My entrance was about five minutes into the show. The Ship’s Captain (Paddy Dailey) is talking on the quayside to Alderman Fitzwarren (Michael Robbins) and his daughter Alice (Sally Hughes) about the tremendous difficulty he’s been having recruiting new hands for his upcoming trip to South America. Just as he says,
‘There
doesn’t seem to be one likely lad in the whole of this
town!’
the band strike up
‘Consider
Yourself’
from Lionel Bart’s
Oliver
and I (Idle Jack) stride on from stage right to deliver a powerful rendition of this borrowed standard. At its conclusion, the Ship’s Captain grabs my arm and the following dialogue ensues:

SC: You there! You look like a lively prospect! How would you like to go on an adventure?

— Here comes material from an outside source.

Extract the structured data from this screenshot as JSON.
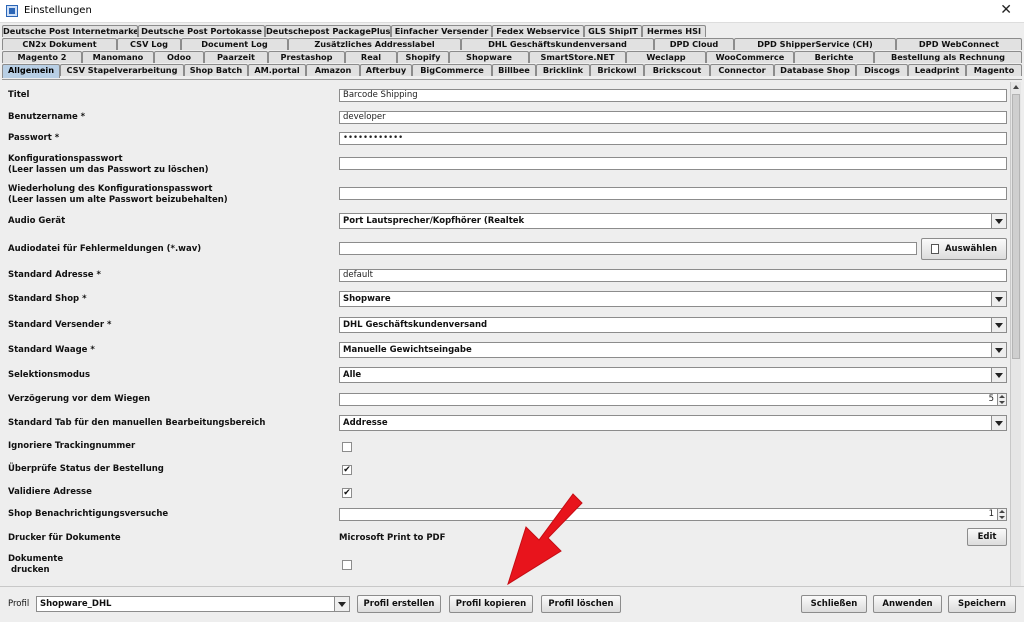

IJ: Oh, I’d like that very much, sir!

SC: Well, before I take you aboard, I need to ask you a few questions to confirm your suitability, OK?

IJ: Fire away, Captain.

SC: Now question number one: name me a bird that can’t fly.

IJ: A penguin.

SC: A penguin? Why can’t that fly?

IJ: Because it’s a chocolate biscuit!

Well, I ask you? Do you see my objection? That feeble bit of word-play was to be my first joke of the night, my calling card in hoping to win over the restless hordes of under-tens waiting to see if an interloper from television had the chops to carry an entire production. I could imagine them hearing this pancake of a whizz-bang and, looking up in disappointment at their parents, pinching their little noses with thumb and forefinger as much as to say,
‘Oh
-oh. Told you we should have gone to
Cinderella
. This hambone is really laying an
egg.’

So I objected. Once the reading was through, I asked Paddy if he had a moment.

‘Paddy,
it’s this opening gag of
mine,’
I said, hoping not to completely crush his faith in his own abilities.

‘What
gag? Chocolate
biscuit?’
he replied sensing rebellion.

‘Yes,
I’m not entirely sure about it. I mean, it’s strong, of course, but is it strong
enough?’
I thought I’d let him down gently.

‘It’ll
be
fine,’
assured Paddy and he went to walk away. I stopped him.

‘See,
I know you probably only know me as the bloke from the
Six O’Clock Show
but
 . . .’

‘And
the other
one,’
he interrupted.
‘I’ve
put that on your billing
too.’

‘The
other
one?’
I muttered, suddenly derailed.

‘Yes,
the
Bottom Line
. The thing you did on ITV. I’ve included that on the posters as
well.’

I screamed inwardly. Did this man not want to sell
any
tickets?

‘Well,
anyway,
Paddy,’
I continued, thoroughly rattled now,
‘see
, I have done a bit of writing myself and I wondered, you know, if I could change it to something
 . . . 
a bit
cleverer.’

‘Clever?’
Now he looked affronted.
‘You
don’t think they’ll like the Penguin
joke?’

‘I
just think they might be expecting something a bit more up to date. Can I mess around with it and come up with a few
alternatives?’
I stopped short of providing him with some of my celebrated triumphs with photo captions at the
NME
.

‘Whatever
you want,
Dan,’
he suddenly conceded.
‘Just
do it my way in the first show, please. If that doesn’t work – change it to what you think
will.’

Great. I set to work on several different exchanges that I fancied would get the crowd checking their programmes to see if this was a new work by Neil Simon.